A. What is the probability that a randomly selected car will get through the restaurant s drive thru in less than 82 seconds?

Answer 1

The probability that a randomly selected car will get through the drive-thru in less than 82 seconds is approximately 5.05%, as determined by calculating the Z-score and using the standard normal distribution.

Step-by-step explanation:

The question asks for the probability that a randomly selected car will get through a restaurant's drive-thru in less than 82 seconds when the mean time is 136.1 seconds and the standard deviation is 33 seconds. Since the drive-through times are normally distributed, we can use the Z-score formula to find this probability.
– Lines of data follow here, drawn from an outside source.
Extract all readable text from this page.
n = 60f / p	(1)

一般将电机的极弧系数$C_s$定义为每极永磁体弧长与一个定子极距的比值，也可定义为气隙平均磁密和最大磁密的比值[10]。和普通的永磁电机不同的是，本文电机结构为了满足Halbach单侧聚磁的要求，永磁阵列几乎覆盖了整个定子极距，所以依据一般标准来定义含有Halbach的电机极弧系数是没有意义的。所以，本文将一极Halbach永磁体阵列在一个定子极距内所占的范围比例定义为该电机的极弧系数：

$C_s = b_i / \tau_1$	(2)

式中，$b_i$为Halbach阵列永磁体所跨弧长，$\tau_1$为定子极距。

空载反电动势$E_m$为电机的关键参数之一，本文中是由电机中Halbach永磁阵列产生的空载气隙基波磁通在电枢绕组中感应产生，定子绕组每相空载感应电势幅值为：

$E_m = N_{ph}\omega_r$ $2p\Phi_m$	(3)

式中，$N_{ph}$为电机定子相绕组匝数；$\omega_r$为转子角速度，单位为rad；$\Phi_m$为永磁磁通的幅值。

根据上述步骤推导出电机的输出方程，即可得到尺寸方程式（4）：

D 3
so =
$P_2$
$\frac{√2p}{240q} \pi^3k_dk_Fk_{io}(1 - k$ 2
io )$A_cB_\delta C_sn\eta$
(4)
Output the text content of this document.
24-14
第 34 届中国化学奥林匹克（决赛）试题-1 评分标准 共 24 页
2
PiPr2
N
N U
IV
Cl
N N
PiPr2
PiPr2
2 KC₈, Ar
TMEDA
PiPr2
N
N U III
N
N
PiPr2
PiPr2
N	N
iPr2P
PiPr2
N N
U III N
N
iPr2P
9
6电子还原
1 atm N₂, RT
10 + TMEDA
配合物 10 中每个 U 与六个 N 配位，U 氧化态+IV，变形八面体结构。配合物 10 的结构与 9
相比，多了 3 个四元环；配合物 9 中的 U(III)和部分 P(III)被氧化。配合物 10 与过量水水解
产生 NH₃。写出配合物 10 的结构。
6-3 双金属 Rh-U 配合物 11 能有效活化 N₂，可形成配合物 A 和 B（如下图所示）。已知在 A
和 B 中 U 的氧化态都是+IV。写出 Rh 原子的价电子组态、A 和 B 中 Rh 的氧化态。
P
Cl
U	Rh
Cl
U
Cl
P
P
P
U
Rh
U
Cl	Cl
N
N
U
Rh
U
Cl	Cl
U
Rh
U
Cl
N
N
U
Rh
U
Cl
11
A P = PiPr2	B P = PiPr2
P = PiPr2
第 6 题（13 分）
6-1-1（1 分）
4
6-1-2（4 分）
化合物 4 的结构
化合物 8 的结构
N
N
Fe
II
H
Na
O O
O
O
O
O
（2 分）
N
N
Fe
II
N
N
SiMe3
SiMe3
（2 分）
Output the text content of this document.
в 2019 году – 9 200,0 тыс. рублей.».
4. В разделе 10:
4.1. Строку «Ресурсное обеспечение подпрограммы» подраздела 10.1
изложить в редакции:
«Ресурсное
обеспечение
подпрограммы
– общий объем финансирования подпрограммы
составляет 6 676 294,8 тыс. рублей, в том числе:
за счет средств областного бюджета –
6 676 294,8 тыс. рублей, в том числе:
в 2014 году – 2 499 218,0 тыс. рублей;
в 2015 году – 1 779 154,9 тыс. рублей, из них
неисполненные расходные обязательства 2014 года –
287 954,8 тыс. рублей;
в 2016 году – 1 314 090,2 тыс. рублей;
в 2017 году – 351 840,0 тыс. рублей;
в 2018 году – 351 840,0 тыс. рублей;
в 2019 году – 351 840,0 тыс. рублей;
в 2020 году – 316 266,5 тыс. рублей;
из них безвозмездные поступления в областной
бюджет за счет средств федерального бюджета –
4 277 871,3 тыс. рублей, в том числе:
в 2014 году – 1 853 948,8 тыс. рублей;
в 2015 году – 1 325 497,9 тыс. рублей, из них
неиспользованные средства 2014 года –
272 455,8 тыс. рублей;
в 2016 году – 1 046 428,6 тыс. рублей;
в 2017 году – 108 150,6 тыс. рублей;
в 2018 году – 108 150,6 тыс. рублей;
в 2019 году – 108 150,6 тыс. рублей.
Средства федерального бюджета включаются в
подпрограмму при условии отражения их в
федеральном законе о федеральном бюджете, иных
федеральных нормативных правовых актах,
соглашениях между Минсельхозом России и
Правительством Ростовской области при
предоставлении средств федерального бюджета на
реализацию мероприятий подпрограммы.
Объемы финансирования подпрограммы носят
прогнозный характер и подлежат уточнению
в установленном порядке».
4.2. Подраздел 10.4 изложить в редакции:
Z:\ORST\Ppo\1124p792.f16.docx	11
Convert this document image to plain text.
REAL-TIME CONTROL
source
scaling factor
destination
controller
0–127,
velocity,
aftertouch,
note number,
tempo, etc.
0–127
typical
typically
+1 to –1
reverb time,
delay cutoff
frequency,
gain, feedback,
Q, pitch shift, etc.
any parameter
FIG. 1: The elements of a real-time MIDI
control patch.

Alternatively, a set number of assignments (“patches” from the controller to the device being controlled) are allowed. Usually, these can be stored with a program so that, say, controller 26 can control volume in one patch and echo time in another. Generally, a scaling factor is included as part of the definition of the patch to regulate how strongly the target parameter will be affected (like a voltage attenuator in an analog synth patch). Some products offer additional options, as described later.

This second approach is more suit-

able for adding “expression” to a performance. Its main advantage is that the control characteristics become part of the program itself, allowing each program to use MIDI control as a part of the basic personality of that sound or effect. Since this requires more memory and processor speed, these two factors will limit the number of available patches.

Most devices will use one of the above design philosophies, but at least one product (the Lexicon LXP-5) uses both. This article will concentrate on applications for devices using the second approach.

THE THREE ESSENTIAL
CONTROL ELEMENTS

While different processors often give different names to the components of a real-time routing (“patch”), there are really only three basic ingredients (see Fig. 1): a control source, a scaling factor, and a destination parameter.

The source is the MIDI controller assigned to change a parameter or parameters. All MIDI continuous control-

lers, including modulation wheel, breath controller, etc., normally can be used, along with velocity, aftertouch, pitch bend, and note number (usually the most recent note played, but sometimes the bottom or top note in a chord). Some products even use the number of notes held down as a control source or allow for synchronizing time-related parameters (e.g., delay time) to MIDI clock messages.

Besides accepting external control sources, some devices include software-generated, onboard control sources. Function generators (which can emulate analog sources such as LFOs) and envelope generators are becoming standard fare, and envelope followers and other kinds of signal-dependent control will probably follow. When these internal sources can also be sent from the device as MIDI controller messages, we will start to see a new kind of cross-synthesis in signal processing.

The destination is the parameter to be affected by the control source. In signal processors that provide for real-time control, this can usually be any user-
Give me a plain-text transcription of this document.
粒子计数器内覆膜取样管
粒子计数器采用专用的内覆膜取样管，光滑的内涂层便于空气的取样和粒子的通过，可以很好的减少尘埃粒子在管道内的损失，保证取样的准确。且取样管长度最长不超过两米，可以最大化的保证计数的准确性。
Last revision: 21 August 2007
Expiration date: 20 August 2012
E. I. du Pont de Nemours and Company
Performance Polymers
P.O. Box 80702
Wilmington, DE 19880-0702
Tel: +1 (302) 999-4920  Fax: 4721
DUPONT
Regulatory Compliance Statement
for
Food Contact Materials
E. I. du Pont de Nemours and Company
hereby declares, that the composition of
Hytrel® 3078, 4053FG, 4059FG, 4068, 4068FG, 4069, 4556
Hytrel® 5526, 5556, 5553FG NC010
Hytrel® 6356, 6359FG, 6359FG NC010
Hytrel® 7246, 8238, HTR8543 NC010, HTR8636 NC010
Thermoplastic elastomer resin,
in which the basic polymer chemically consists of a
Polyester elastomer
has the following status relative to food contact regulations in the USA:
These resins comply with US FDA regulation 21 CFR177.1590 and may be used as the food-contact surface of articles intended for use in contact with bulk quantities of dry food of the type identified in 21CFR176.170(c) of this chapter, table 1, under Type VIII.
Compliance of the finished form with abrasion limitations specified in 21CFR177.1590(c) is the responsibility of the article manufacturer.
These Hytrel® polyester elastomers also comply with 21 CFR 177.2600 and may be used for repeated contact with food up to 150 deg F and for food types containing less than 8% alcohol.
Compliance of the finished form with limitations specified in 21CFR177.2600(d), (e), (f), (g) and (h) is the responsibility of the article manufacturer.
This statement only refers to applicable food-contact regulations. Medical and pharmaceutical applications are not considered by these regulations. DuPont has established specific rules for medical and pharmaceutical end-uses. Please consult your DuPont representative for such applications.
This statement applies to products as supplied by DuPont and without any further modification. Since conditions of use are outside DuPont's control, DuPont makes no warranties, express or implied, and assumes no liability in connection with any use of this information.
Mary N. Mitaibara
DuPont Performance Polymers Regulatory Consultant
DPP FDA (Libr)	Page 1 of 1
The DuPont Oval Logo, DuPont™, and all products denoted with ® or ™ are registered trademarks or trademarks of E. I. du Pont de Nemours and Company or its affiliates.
The Z-score is calculated by subtracting the mean from the observed value and dividing by the standard deviation:

• Z = (X - μ) / σ

Substituting into the formula gives:

• Z = (82 - 136.1) / 33 = -54.1 / 33 ≈ -1.64

Using a standard normal distribution table or a calculator with a normal distribution function, we can find the probability that corresponds with a Z-score of -1.64. This will give us the probability that a car will get through the drive-thru in less than 82 seconds.

To find the exact probability, we look up the cumulative area to the left of the Z-score -1.64, which yields approximately 0.0505. Therefore, there is a 5.05% chance that a randomly selected car will get through the drive-thru in less than 82 seconds.